“Boomerang” auditors – auditors who spend time as CFOs or controllers and then return to public accounting – are better at sniffing out when and by how much their clients are cheating on their financial reports, a new study finds.
Further, auditors who are psychologically inclined to stand in another person’s shoes “are better able to judge managers’ reported earnings” than auditors less able to see things as others see them, according to the study, “Perspective taking in auditor-manager interactions: An experimental investigation of auditor behavior,” which appears in the August 2015 edition of Accounting, Organizations and Society.

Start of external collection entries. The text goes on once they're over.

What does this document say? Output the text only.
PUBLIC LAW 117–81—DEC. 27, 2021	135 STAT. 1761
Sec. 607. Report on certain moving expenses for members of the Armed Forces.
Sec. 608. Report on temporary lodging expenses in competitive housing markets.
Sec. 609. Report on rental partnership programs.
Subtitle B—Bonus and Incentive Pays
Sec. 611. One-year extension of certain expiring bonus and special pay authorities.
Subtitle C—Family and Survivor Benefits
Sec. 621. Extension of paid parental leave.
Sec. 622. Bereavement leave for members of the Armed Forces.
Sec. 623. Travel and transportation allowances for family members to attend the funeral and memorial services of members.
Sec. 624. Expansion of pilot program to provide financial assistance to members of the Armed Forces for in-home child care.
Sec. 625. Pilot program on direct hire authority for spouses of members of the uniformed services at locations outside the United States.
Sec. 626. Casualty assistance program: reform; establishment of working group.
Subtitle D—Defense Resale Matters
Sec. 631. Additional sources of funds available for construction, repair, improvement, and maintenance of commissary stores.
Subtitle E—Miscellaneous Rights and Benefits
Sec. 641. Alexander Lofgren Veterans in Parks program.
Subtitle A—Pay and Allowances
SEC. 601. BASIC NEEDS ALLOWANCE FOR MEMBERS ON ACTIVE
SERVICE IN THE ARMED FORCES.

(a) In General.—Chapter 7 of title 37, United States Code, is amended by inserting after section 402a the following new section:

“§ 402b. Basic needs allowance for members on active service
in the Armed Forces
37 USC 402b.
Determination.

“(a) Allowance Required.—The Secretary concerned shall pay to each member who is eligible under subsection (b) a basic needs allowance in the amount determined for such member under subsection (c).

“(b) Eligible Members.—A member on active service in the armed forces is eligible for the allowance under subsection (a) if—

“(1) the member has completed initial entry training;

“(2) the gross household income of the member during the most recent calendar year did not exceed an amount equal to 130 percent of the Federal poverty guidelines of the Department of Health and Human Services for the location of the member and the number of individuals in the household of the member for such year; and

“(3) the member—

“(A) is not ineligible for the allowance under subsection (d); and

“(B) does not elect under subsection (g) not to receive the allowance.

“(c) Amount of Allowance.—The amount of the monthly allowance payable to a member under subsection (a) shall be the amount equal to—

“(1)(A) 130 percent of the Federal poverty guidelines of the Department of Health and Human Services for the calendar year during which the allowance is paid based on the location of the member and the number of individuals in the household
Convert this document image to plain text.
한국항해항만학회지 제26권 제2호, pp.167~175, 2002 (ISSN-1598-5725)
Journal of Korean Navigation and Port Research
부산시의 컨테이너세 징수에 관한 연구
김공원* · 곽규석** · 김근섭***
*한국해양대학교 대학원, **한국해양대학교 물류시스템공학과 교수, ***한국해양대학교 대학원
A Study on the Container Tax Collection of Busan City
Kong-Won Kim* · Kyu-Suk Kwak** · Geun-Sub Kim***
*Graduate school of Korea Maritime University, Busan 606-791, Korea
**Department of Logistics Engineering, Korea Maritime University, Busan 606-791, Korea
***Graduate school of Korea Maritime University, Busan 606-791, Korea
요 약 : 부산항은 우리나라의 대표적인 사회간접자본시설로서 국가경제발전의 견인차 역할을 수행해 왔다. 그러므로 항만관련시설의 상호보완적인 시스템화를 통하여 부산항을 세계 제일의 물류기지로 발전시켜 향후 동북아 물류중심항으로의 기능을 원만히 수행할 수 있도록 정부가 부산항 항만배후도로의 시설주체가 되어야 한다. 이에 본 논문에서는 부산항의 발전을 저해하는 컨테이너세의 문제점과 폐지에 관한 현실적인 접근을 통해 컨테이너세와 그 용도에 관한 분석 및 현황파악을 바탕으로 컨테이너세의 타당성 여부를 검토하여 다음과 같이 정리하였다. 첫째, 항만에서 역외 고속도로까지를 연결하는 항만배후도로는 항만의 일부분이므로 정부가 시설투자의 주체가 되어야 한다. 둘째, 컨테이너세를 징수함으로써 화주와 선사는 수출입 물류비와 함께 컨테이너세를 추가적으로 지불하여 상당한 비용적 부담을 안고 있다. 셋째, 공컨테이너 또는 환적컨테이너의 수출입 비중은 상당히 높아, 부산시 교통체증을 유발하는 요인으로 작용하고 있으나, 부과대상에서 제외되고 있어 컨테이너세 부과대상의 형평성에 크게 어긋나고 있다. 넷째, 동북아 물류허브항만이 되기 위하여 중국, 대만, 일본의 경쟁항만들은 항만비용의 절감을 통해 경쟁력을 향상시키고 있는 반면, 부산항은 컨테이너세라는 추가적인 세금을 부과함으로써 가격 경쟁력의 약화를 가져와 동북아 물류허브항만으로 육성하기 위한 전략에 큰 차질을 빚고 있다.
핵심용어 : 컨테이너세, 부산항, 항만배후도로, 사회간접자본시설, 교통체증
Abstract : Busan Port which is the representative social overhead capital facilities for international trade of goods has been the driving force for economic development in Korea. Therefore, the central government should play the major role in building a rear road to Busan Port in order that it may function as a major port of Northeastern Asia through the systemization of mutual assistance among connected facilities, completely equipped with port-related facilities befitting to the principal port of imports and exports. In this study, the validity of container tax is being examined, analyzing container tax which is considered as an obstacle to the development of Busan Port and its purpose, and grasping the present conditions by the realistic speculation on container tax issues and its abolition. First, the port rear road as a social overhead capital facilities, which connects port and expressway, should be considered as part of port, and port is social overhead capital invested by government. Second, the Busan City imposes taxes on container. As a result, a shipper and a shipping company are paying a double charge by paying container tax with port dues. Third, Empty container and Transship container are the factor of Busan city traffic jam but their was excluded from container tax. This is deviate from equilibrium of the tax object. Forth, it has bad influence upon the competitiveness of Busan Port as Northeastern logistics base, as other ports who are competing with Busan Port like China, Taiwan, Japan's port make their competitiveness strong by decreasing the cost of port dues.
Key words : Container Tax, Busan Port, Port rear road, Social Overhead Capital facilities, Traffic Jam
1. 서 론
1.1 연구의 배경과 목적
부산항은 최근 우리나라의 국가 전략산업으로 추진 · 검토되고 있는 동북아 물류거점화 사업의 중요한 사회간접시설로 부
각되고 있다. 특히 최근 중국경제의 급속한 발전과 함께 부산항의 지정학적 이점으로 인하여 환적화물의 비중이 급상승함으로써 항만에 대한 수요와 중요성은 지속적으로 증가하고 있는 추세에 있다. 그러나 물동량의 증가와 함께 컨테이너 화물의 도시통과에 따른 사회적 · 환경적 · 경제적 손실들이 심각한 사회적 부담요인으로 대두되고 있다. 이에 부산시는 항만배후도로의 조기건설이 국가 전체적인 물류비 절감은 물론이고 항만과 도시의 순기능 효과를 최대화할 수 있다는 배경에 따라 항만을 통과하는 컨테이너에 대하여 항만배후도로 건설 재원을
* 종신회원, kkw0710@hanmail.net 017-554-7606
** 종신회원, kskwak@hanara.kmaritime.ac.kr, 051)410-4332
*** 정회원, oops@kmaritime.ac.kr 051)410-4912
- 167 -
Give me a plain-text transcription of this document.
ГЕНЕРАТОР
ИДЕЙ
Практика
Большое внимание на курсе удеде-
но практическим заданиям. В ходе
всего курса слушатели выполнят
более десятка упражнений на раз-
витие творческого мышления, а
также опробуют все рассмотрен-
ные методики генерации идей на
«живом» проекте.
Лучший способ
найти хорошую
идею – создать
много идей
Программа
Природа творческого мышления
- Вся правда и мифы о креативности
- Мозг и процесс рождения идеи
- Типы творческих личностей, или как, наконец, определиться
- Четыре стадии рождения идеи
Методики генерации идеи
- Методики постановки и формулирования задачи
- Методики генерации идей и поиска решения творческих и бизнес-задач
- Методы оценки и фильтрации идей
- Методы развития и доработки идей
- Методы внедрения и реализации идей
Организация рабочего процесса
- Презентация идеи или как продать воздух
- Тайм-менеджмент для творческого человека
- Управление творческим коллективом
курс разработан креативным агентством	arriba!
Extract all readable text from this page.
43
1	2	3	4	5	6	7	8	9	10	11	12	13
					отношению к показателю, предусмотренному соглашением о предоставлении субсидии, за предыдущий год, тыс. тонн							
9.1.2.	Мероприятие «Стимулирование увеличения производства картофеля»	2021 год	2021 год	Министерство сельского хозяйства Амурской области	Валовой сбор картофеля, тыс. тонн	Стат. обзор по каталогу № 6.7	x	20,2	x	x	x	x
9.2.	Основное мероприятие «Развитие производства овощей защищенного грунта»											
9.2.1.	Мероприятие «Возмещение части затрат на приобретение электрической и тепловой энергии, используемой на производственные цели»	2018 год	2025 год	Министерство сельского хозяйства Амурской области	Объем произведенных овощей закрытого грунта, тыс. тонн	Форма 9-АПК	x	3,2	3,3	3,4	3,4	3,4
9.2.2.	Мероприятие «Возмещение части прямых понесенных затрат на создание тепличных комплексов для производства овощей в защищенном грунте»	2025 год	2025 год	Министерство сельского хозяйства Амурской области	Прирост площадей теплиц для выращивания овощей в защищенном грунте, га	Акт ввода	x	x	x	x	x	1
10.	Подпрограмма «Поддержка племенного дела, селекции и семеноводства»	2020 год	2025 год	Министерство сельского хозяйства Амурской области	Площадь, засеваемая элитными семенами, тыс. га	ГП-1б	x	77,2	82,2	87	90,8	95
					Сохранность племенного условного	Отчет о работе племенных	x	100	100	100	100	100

One experiment the researchers performed shows that if you’re an auditor who at one time has assumed the role of a corporate financial manager, “you’re better able to take the perspective of the manager, and you’re better able, therefore, to understand when the manager is sort of lying to you, when the manager is overstating earnings,” says study co-author Marietta Peytcheva, an assistant professor of accounting at the Lehigh University’s College of Business and Economics.
In a second experiment, they found that regardless of whether an auditor has done a stint as a CFO, auditors who have a naturally better “perspective-taking disposition” can do a better job of guessing the CFO’s or controller’s incentives and “can quantify that better,” she adds.
Peytcheva notes that the ability to understand the mindset of financial managers is very important for auditors, who never observe “true earnings” – what the company’s internally known experience is rather than what it reports. Lacking inside knowledge of a corporation’s financials, auditors with either learned or inborn perspective-taking skills know what aspects of company’s public reporting to probe, what questions to ask the financial manager, and what results to test.
Financial managers and auditors are involved in a “strategic game” when they decide what numbers should appear in corporate financial statements, according to Peytcheva. “CFOs make assertions to auditors, and the auditors don’t test everything. But they should know when to test and what to test,” she adds.
In light of other new research, perspective-taking ability on the part of auditors may be a lot more important than previously thought. News of the experiments follows publication of research by three University of South Carolina accounting professors that found that company managers have a bias toward hiring accounting professionals who seem prone to earnings management.
The Big Four accounting firms have been recruiting financial managers, controllers, and CFOs on the grounds that they bring back stronger finance knowhow, more unique experience, and knowledge of a particular industry, according to Peytcheva.
“But what we’re saying is, [knowing] how a manager thinks … can be very valuable, because it can improve the interaction between the manager and the auditor,” she says. “And the auditor can improve financial reporting in future interactions with other CFOs if the auditor has been a CFO.”
For the first experiment — the one measuring the boomerang effect — the study’s authors recruited 58 mostly undergraduate public-university business majors with an average of age of 21. The students were randomly divided into one of two groups: one whose role would change from “manager” to “auditor” over the course of the experiment and one that would remain as “auditor” throughout.
The experiment proceeded through six rounds. In each of the first two rounds a manager received two numbers — for example, 50 and 20 — that added up to an accurate earnings total. Sitting in a separate room, the auditor only knew of the 50 part. At that point, the manager might select a total of 90 to send to the auditor – thus “overstating” the accurate earnings figure. The auditor was then told, “Your manager reported 90,” says Peytcheva. “First decide to accept this report or to reject it, and, second, estimate how much is the true earnings.”
In round 3, all the participants became auditors and remained so until the end of the experiment. They were provided with a number representing one of two parts of an accurate earnings total, plus a corresponding number reported by a manager. (The numbers were randomly selected from a prior experiment done by the researchers.) The students then each had to say whether the manager’s number was true or false, and if false, by how much.
The students with the first two rounds of “managerial” experience ended up scoring higher than those without it, according to the study.
In the second experiment, which employed 39 students, participants were asked similar questions but weren’t divided into two groups. Each was then given a psychological test to measure his or her ability to assume the perspective of another person. Those who scored higher on the test also ended up scoring high on their ability to detect earnings manipulation, the researchers found.